Escolhendo as ferramentas certas para análise de respostas de pesquisa

Como você analisa as respostas da pesquisa depende do tipo e da estrutura dos seus dados.

  • Dados quantitativos: Coisas como perguntas de múltipla escolha ou de classificação (por exemplo, "Quão satisfeito você está com seu curso?") são fáceis de contar e representar em gráficos. Para isso, tudo o que você precisa é de uma ferramenta de planilhas padrão, como Excel ou Google Sheets.
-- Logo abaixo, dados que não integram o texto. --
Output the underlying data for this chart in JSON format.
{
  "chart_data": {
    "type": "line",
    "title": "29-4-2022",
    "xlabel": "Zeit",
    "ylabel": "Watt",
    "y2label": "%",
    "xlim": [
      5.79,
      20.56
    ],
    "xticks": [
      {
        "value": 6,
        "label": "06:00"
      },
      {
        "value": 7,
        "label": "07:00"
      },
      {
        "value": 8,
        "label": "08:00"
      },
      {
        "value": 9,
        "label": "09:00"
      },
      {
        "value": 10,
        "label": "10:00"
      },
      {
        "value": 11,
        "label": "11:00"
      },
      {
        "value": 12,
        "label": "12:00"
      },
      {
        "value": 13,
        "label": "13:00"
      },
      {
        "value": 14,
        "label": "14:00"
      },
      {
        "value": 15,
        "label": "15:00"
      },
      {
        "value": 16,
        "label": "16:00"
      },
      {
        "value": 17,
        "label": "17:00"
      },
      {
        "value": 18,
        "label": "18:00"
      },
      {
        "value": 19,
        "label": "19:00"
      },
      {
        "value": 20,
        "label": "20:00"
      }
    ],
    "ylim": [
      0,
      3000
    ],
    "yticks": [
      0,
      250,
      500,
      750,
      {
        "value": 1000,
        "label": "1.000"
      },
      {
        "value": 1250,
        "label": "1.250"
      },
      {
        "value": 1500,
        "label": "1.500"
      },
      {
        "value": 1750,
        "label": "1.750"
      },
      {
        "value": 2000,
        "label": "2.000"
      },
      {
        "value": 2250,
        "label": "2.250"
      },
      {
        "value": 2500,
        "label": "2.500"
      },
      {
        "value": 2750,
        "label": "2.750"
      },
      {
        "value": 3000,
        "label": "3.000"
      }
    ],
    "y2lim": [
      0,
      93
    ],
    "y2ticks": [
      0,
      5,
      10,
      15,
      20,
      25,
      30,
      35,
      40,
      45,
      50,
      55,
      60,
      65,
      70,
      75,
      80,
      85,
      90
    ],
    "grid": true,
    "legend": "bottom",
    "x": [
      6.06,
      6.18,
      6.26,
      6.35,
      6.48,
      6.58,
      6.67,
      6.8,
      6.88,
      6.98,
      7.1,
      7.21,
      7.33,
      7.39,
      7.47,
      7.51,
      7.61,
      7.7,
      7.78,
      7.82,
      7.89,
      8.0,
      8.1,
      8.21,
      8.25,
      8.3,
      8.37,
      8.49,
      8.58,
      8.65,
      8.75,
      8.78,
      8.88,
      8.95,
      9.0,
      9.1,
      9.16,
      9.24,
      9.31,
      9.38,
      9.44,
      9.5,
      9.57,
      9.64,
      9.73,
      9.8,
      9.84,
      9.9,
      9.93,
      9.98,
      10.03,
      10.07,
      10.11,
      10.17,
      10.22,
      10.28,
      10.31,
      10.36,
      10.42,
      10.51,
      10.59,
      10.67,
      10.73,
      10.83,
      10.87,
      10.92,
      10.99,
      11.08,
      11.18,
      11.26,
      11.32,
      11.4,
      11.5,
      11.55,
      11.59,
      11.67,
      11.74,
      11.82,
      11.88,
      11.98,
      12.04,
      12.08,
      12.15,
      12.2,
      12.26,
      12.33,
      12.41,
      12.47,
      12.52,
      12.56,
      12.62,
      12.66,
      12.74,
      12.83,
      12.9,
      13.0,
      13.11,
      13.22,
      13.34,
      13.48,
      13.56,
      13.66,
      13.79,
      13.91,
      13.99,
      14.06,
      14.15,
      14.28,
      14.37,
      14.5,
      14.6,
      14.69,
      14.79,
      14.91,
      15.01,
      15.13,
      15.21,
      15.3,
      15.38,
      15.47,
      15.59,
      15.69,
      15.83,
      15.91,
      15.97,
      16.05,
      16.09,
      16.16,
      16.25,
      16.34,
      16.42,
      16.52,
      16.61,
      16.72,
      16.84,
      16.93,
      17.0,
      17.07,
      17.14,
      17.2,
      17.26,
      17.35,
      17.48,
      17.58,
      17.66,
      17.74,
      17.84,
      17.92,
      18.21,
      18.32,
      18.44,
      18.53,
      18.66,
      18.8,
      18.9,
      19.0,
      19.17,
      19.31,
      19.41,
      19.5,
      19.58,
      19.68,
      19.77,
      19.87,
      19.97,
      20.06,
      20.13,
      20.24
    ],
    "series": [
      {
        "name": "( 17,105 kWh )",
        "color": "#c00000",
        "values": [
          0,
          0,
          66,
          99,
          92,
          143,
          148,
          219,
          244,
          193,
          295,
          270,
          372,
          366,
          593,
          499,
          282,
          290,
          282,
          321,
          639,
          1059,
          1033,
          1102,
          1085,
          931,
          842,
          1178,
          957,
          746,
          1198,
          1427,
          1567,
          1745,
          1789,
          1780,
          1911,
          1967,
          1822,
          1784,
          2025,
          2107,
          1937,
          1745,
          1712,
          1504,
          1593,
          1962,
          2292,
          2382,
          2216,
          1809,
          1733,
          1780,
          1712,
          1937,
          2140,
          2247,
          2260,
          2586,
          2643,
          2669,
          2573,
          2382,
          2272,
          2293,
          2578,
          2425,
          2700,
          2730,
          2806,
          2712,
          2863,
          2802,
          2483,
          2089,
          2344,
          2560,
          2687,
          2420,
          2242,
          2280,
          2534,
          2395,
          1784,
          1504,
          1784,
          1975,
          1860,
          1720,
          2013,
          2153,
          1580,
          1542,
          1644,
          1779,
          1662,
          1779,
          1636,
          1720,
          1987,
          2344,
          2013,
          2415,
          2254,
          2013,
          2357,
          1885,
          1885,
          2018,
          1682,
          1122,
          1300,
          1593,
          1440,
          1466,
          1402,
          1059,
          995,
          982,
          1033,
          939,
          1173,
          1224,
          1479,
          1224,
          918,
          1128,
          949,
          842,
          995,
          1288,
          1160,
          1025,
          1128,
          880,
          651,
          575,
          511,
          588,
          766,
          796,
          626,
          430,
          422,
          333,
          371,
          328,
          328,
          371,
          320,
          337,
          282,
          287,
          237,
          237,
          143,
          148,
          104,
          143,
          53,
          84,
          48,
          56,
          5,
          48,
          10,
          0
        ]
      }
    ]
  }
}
  • Dados qualitativos: Perguntas abertas (“O que você mudaria no seu curso?”) ou feedbacks detalhados em texto livre produzem insights ricos, mas são quase impossíveis de ler e codificar em larga escala. É aí que as ferramentas alimentadas por IA realmente brilham—uma revisão manual simplesmente não basta quando você tem centenas de respostas únicas e ponderadas de estudantes de pós-graduação para analisar.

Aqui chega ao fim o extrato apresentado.